Toda esta deriva está provocada por la soberbia y por la falsa autosuficiencia que impera en el hombre actual, haciéndole creer únicamente en su individualidad. Pues bien, toda la suciedad moral que habita como pliegue de nuestro espíritu y que ya ni siquiera nos ruboriza al volverse casi un sello de identidad habitual, está embarrando y enfangando la actividad humana hasta tal punto, que es muy dudoso considerar que hasta exista lo que llaman desarrollo humano o progreso. Actualmente, nos venden muchas clases de desarrollo, desde el sostenible que no es más que el desarrollo que sostiene los gastos y caprichos de una clase solidaria sólo para con ellos mismos; hasta el desarrollo de la mujer que no es más que encumbrarla en su propio egoísmo, convirtiéndola en un ente sin entrañas, capaz de asesinar, sin pestañear, a su propio hijo, esgrimiéndolo como un derecho. Y así cientos de falsos desarrollos y crecimientos o progresos del hombre que están basados en el egoísmo y que como no tienen la raíz profunda anclada en la única verdad que es Dios, pues no sirven si no para que el ser humano se precipite cada día más y más hacia su propia perdición.
Y la economía está manejada por el hombre y si este está podrido, pues es razonable pensar que ésta acabe marchitándose. Tronco con podredumbre, ramas secas. Puede parecer este un análisis oscuro y pesimista de la realidad que nos envuelve, pero es a la postre circunstancial, pues lo más determinante, es la capacidad que tenga el hombre de volver su mirada hacia Dios- Amor. El universo está bañado en Dios y eso se aprecia continuamente y en cualquier lugar del mundo, pero hay que dejar que te embriague su aroma, que te envuelva su fragancia. Es fácil: ama y ora, sonríe y entrégate. Ya es tiempo de despertarse de la siesta, ya no es de orinal y de pijama, como decía aquel iracundo escritor, sino más bien se está convirtiendo en una siesta de caja de pino y olvido. No debemos refugiarnos en la pesadumbre y quedar cabizbajos esperando un cambio que venga de lo alto. El cambio ha de ser activado por nosotros mismos y guiado por el Espíritu Santo. Plasmemos el Evangelio en nuestras acciones cotidianas, cada uno en su sector y en la medida de sus posibilidades.

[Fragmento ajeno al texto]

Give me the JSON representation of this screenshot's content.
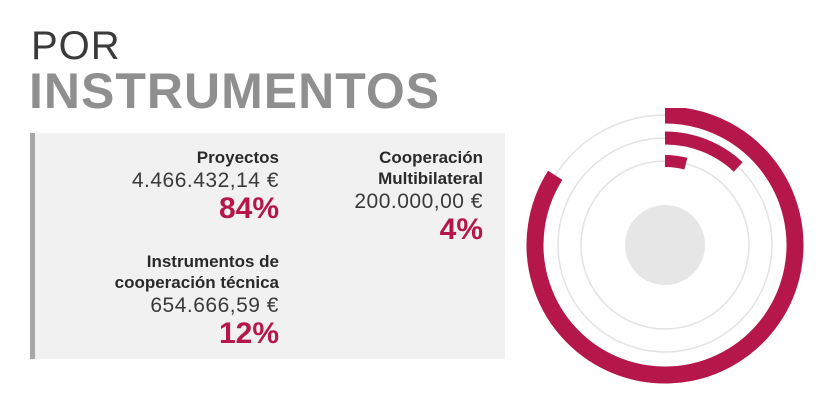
{
  "header": {
    "title_line1": "POR",
    "title_line2": "INSTRUMENTOS"
  },
  "colors": {
    "accent": "#b5174a",
    "track": "#e3e3e3",
    "center": "#e6e6e6",
    "panel": "#f1f1f1"
  },
  "chart_data": {
    "type": "radial_bar",
    "currency": "€",
    "series": [
      {
        "label_lines": [
          "Proyectos"
        ],
        "amount": "4.466.432,14 €",
        "value": 4466432.14,
        "percent": 84,
        "percent_label": "84%"
      },
      {
        "label_lines": [
          "Instrumentos de",
          "cooperación técnica"
        ],
        "amount": "654.666,59 €",
        "value": 654666.59,
        "percent": 12,
        "percent_label": "12%"
      },
      {
        "label_lines": [
          "Cooperación",
          "Multibilateral"
        ],
        "amount": "200.000,00 €",
        "value": 200000.0,
        "percent": 4,
        "percent_label": "4%"
      }
    ]
  }
}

En el plano económico, quien tenga la responsabilidad de tener trabajadores a su cargo, que los trate con respeto y sin mediar explotación; quien tenga recursos suficientes que sepa que no sólo son para su bienestar y recreo sino principalmente para ejercer la caridad, como las revelaciones del Sagrado Corazón de Jesús a Sor Josefa Menéndez así lo indicaban. Mucha gente alardea de que es del Real Madrid o del Barcelona, como si eso fuera algo trascendente. Si muy bien, a mí también me gusta el futbol (aunque sea del Athletic de Bilbao), pero no deja de ser un entretenimiento. Yo soy Católico, Apostólico y Romano y por supuesto Mariano y desde ahora esa va a ser mi verdadera identidad, y tengo la responsabilidad de hacerme oír, para que el mundo se entere: Jesucristo te espera.